During her time in the ICU, Farrell writes that she often "stumbled home from these long shifts, exhausted to delirium," struggling to process the pain and suffering she'd witnessed. "I didn't know how I would ever cope working in an ICU," she writes.
A way to cope
But, Farrell "soon found out," she writes.
One night, Farrell stayed up late reading poetry and discovered "The Rabbit," by Mary Oliver. "In it, a rabbit has died and his body is decaying in the elements," Farrell writes. She continues, "The narrator knows she needs to bring the rabbit to his final resting place, but she can't." Farrell writes that the narrator imagines the rabbit "'leaping in the moonlight … / wanting it miraculously to heal.'" Eventually, the narrator accepts that she has to bury him.
Farrell writes that "The Rabbit" reminded her of her patients, "bleeding, moaning, gasping," and that reading the poem helped her accept "that death, as painful as it is, has its place in nature," she writes.

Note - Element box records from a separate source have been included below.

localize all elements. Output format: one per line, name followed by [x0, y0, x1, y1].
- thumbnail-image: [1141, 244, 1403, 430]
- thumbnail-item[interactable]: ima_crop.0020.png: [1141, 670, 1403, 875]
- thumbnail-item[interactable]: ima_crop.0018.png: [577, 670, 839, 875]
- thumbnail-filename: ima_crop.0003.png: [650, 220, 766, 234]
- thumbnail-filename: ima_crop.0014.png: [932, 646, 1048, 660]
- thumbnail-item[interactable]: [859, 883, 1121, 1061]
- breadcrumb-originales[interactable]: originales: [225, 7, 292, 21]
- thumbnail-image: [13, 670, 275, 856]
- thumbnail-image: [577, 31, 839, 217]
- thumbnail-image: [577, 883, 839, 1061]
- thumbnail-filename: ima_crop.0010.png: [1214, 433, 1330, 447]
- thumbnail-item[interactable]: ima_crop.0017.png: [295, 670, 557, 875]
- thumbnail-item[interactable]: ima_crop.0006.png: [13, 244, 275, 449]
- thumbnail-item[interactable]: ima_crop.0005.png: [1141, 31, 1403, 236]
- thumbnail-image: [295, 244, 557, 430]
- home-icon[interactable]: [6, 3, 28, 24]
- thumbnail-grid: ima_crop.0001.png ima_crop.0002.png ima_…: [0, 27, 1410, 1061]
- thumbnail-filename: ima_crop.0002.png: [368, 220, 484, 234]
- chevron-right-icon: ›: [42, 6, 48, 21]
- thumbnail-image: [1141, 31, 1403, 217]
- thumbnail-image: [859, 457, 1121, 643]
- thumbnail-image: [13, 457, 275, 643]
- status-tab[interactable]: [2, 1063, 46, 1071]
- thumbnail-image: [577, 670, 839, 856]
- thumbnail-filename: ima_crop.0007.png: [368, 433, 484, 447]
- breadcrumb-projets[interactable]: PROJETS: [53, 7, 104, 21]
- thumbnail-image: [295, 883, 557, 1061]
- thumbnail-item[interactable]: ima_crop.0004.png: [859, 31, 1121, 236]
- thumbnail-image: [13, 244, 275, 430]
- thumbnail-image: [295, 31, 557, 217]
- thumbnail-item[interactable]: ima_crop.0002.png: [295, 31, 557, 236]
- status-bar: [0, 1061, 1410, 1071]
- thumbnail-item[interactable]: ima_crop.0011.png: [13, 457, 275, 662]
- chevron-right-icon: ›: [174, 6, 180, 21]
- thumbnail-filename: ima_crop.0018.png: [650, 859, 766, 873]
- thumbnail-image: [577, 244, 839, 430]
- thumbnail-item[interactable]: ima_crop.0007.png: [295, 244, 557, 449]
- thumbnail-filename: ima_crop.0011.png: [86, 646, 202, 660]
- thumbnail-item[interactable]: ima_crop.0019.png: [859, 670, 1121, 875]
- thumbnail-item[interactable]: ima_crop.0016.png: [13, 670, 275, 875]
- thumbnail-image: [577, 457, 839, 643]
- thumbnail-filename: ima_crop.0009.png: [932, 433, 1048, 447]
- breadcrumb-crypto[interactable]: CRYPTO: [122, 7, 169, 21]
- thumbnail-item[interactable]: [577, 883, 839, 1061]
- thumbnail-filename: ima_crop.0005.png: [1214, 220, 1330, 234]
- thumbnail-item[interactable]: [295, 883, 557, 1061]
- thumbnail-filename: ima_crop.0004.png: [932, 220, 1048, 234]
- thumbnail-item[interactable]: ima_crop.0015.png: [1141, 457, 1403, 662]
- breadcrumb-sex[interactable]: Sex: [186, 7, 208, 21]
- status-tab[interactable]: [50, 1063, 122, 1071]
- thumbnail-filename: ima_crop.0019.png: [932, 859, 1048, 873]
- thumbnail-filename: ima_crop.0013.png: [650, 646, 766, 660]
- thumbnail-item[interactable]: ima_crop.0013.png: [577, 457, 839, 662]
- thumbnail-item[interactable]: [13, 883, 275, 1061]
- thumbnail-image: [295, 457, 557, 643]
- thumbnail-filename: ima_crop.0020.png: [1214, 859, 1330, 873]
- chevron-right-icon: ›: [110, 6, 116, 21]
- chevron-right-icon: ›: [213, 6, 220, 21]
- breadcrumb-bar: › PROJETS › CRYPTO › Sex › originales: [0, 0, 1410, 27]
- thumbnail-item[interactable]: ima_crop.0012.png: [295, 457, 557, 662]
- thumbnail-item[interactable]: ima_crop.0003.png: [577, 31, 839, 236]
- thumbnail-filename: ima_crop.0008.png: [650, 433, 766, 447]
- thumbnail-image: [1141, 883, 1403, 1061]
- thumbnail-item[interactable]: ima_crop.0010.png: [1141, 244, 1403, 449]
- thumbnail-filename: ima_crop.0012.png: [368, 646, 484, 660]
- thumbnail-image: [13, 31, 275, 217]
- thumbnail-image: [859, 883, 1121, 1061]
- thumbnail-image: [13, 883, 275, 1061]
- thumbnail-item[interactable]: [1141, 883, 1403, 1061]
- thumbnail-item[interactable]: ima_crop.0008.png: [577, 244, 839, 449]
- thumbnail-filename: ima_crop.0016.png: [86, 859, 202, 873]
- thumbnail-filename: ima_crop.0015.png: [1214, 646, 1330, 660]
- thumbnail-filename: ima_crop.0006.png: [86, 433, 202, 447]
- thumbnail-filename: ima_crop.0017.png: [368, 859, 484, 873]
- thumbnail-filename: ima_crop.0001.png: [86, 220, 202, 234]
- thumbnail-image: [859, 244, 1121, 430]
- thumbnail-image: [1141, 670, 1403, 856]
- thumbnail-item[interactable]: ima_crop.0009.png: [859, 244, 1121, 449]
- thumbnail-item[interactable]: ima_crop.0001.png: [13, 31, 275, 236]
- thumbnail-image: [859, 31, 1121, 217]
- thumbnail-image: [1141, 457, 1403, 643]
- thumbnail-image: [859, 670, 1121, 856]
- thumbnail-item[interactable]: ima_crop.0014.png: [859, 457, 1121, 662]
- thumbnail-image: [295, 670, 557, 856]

When Farrell returned to the ICU as a resident the next year, she was tasked with teaching the three medical students on the team about critical care. Instead of launching straight into discussion of the ventilator settings, she gave each student a copy of the poem "Intensive Care" by Jane Wayne.
The poem "describes the ICU from the perspective of a patient's loved one," Farrell writes.
One student said the poem reminded him of one of their patients who had become paralyzed. While the medical students could never discuss how "heart-wrenching" the situation was when they were on shift or making rounds, "the poem provided an opening, a permission slip to name the grief we experience vicariously and the helplessness we feel when medicine has reached its limits," Farrell writes.
"It is difficult to step foot in an ICU without feeling the pain and suffering held within its walls… And yet it's easier to talk about ventilators than these very human response," Farrell writes. "To care for our patients, we need to acknowledge their humanity, and our own. Bringing poetry to the ICU, I've discovered, is one way to the heart of things" (Farrell, STAT News, 4/18).